基於FPGA上實現記憶體受限之Autolykos演算法

Abstract

本論文的重點在於深入探討Ergo虛擬貨幣的工作證明演算法Autolykos。其中工作證明(Proof of Work)是區塊鏈中廣為使用的一種共識機制，人們可透過解決複雜的數學難題來獲得加密貨幣的獎勵，目前普遍使用GPU、FPGA、ASIC來尋找更高的算力卻又更省能源的方法。 傳統的PoW演算法，例如比特幣的SHA-256，是compute hard的算法，這意味著它主要受到處理器速度的限制。這種設計使得那些有能力購買和運營能源消耗大且昂貴的特殊硬體的礦工（例如ASIC）具有顯著的優勢。這導致了大規模礦工和礦場的出現，並引發了中心化和公平性的問題，因為個人和小規模礦工很難與這些大型勢力競爭。 相比之下，記憶體束縛的PoW演算法是設計來限制這種優勢的。內存受限演算法的工作需求大部分基於記憶體，因此，它鼓勵礦工使用具有大量可用記憶體的硬體，而這種硬體通常比高速處理器更便宜、更容易獲得。 此次研究之Autolykos算法為memory bound演算法。其特性為會對內存進行大量讀取與寫入，故整體計算速度會受限於記憶體頻寬與記憶體容量大小。而與乙太坊所使用的Ethash算法相比，Autolykos提高了計算資源的使用量，使ASIC和FPGA所需面積大為增加，以此提高兩者的成本。並且提高記憶體讀取在整體計算的比例，因此相較於Ethash又更強調memory hard的特性，如何有效運用記憶體頻寬成為提高算力最大的討論點。 本論文將在Xilinx的VU35P FPGA晶片上做硬體實現，論文中將詳細描述軟體架構、舊版硬體架構及其瓶頸，再提出一種全新的架構以大幅超越同記憶體頻寬的GPU算力，並可透過調整HBM reference clock至130MHz以上，提升記憶體頻寬上限，最終算力達到266.4MHz/s，為高階GPU算力的1.5倍 。

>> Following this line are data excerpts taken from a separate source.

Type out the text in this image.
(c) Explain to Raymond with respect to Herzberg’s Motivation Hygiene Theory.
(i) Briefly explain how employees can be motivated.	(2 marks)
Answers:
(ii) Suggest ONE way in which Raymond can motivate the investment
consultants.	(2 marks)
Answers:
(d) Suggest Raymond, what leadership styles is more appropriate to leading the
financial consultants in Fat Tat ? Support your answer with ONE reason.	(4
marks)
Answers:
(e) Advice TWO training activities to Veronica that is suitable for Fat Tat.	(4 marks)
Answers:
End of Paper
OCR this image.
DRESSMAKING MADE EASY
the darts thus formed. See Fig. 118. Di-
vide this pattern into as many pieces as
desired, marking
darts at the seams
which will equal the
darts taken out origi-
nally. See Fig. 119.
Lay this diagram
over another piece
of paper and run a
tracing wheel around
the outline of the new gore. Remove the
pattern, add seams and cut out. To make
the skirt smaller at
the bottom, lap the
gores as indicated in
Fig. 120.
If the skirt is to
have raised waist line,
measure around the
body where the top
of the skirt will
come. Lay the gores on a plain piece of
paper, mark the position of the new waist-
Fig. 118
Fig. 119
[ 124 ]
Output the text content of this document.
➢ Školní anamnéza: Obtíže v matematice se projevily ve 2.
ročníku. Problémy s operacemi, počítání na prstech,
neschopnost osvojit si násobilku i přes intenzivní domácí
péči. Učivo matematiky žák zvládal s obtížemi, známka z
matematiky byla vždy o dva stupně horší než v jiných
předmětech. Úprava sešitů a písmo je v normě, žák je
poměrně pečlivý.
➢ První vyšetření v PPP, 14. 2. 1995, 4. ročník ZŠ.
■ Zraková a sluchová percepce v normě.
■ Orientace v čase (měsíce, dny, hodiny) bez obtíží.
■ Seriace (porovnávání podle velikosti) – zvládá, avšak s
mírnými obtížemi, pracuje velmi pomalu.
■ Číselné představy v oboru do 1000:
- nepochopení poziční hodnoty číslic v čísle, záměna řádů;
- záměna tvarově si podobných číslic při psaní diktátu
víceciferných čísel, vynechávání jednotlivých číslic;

This paper focuses on an in-depth exploration of the Proof of Work (PoW) algorithm, Autolykos, used in the Ergo cryptocurrency. PoW is a widely used consensus mechanism in blockchain, where individuals can earn rewards in cryptocurrency by solving complex mathematical problems. Currently, general-purpose computing devices like GPUs, specific hardware like FPGAs, and specialized ASICs are used to find more powerful yet energy-efficient mining methods. Traditional PoW algorithms, such as Bitcoin's SHA-256, are compute-bound, meaning they are mainly limited by the speed of the processor. This design gives miners who can afford to purchase and operate power-intensive and expensive specialized hardware (such as ASICs) a significant advantage. This has led to the emergence of large-scale miners and mining farms, raising issues of centralization and fairness, as individual and small-scale miners find it hard to compete with these large entities. In contrast, memory-bound PoW algorithms are designed to curb this advantage. The workload requirements of memory-bound algorithms are primarily based on memory, thus encouraging miners to use hardware with a large amount of available memory, which is generally cheaper and more accessible than high-speed processors. The Autolykos algorithm investigated in this study is memory-bound. Its characteristic feature is that it involves a large number of memory read and write operations, so the overall calculation speed is limited by memory bandwidth and memory size. Compared to Ethereum's Ethash algorithm, Autolykos increases the use of computing resources, making the area required by ASICs and FPGAs significantly larger, thus raising their cost. Furthermore, it increases the proportion of memory read operations in the overall calculation, emphasizing the memory-hard feature even more than Ethash. How to effectively utilize memory bandwidth becomes the key discussion point for enhancing the hash rate. This paper presents a hardware implementation on the Xilinx VU35P FPGA chip. It will detail the software architecture, the old hardware architecture, and its bottlenecks, and then propose a novel architecture to significantly surpass the hash rate of a GPU with the same memory bandwidth. By adjusting the HBM reference clock to above 130MHz, the upper limit of memory bandwidth can be improved, with the final computational power reaching 266.4MH/s, which is 1.5 times that of high-end GPUs.